After two years of out-shining the rest of the mutual fund world, the gold-investing mutual funds have lost some of their allure. Since the beginning of the year, the price of gold has plunged $122 per troy ounce, falling to $467 last week. The seven gold funds followed by Lipper Analytical Services Inc. declined an average of 17.29 percent during that period.
On an individual basis, Golconda Investors Ltd. was down 15.41 percent; Gold Fund Inc., 16.53 percent; Research Capital Fund, 17.46 percent; Strategic Investments, 20.20 percent; United Services Fund, 19.25 percent; and International Investors, 14.88 percent.

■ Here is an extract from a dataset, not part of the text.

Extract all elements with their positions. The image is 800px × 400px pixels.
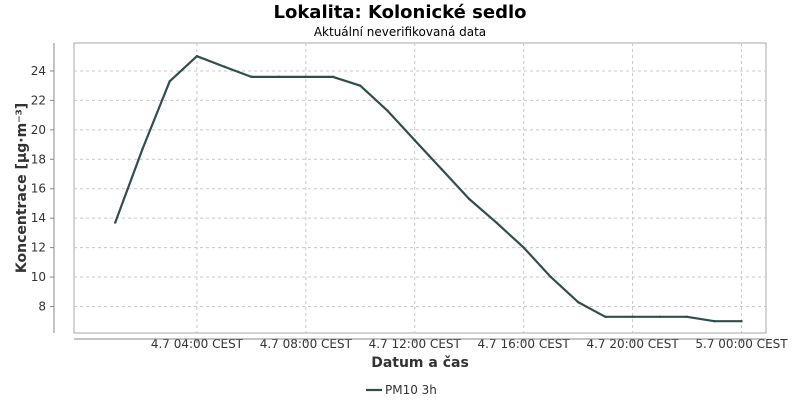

Over a slightly longer period, Wiesenberger Investment Companies Service reports the six funds followed by the service showed an average decline of 10 percent over the past six-month period and a 2 percent gain over a 12-month period.
Gold fund managers blame the decline on a number of factors. Dr. Roy Brenna, president of Strategic Investments Fund Inc. located in Dallas, reports that South African investment bankers have told him that a large German bank, in a liquidity crunch, has been selling gold over the past several months to raise cash.
According to John van Eck, president of International Investors, the largest of the gold funds with assets of $280 million, the pullback in gold is "just a normal correction" after the sharp runup that resulted in gold peaking at $870 per troy ounce on Jan. 21, 1980.
Harry Bingham, vice- president and portfolio manager for United Services Fund Inc. based in Universal City, Texas, believes that high interest rates have forced down gold prices.
"It's not your normal selling pressure," he explains, adding, "Speculative money is being squeezed out of the markets by the high cost of carrying the metal." Commodities in general, he points out, have been weak and the dollar strong. "When the dollar is strong," he states, "it takes the bloom off of gold."
Due in part to the continued profitability of the mines -- and high yield in the stocks -- Mr. van Eck says that recently his fund has not gone down as much as the price of gold. "If you view as an index of the gold funds," he explains, "you would see that recently gold shares have been resisting the downward move. Maybe this could be a sign of a bottom . . . although I don't know for sure."
"The Russians generally sell on strength," he says, "and now that they are exporting oil to Europe, they don't need to sell as much gold although a lot depends on their crops." The South Africans, he says, have told him that "they will not force the price of gold down by selling." With a 3 billion rand surplus , they can afford to wait for better prices. They need $500 per ounce gold, he comments.
In spite of the fall in the price of gold and fund shares, Mr. Bingham says his fund has been adding 400 to 500 new shareholde rs per month.